Par conséquent, que Massa gagne ou non le 19 novembre, il faut reconnaître son extraordinaire volonté de se battre. Il est aux commandes d’un Titanic qui pourrait couler à tout moment et semble pouvoir affronter toutes les tempêtes. Massa doit négocier avec le FMI et corriger une grande partie de l’héritage du gouvernement précédent. Et il doit rester calme et confiant malgré tout, même si ce Titanic appelé Argentina pourrait couler demain ou après-demain. Indépendamment de toute autre chose, c’est admirable.
N’y aura-t-il pas bientôt des problèmes et des conflits dans les rangs de ceux qui se rallient désormais à Massa, notamment entre les secteurs péronistes traditionnels et les radicaux ou les conservateurs modérés ?
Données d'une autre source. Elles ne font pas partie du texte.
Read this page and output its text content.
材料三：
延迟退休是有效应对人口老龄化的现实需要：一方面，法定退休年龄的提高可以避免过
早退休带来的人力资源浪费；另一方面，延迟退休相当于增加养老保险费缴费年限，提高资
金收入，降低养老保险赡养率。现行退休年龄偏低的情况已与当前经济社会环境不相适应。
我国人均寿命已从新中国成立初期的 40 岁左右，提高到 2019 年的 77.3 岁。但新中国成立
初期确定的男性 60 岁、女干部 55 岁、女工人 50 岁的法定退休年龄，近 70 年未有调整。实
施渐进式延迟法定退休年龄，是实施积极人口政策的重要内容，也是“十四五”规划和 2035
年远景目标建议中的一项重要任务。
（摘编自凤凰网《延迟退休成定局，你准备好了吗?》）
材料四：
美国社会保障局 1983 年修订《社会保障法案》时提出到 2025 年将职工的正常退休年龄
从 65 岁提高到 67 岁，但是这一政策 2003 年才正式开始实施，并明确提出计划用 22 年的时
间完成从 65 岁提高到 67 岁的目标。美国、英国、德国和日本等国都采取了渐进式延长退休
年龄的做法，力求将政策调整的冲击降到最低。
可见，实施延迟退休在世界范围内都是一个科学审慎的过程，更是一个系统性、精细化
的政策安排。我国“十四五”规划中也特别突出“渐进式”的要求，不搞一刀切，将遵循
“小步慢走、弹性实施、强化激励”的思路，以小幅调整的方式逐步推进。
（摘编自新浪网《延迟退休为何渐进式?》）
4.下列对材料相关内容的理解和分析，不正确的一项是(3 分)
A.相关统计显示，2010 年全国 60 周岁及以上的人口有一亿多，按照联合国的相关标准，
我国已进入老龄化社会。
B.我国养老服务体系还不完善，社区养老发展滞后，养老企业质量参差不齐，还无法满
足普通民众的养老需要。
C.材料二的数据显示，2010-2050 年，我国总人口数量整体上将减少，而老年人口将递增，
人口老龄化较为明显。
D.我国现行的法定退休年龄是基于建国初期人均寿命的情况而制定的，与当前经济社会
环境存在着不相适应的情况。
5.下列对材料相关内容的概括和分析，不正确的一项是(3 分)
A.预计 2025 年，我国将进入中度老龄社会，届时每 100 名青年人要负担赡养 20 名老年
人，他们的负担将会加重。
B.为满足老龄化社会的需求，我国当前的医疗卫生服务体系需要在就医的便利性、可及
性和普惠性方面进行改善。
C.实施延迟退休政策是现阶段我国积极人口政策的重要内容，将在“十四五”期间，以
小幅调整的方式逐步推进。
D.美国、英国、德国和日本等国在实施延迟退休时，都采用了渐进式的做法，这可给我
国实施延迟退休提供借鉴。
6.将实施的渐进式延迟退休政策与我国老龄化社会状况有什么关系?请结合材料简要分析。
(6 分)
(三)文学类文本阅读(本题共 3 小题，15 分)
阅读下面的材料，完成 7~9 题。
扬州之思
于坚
Je ne pense pas, pas nécessairement. Il existe également une nouvelle constellation intéressante : Massa a réussi à construire une relation de confiance avec les protagonistes du capitalisme mondial dans les négociations avec le FMI et dans les discussions avec l’ambassadeur des États-Unis ainsi qu’avec les entreprises nationales et mondiales, sans recourir à la critique à leur égard. Pour éviter les excès.
L’establishment national et international ou le capital financier, la classe politique américaine, pour autant qu’ils ne soient pas des trumpistes radicaux, sont tous davantage du côté de Massa, ce qui est également une nouveauté d’un point de vue historique. Parce que les relations entre le péronisme, les États-Unis et le capitalisme ont toujours été complexes et souvent plutôt hostiles. Mais aujourd’hui, l’air du temps est différent, le techno-capitalisme mondial préfère une politique modérément néolibérale qui semble compatible avec Massa et avec laquelle les syndicats peuvent finalement s’entendre.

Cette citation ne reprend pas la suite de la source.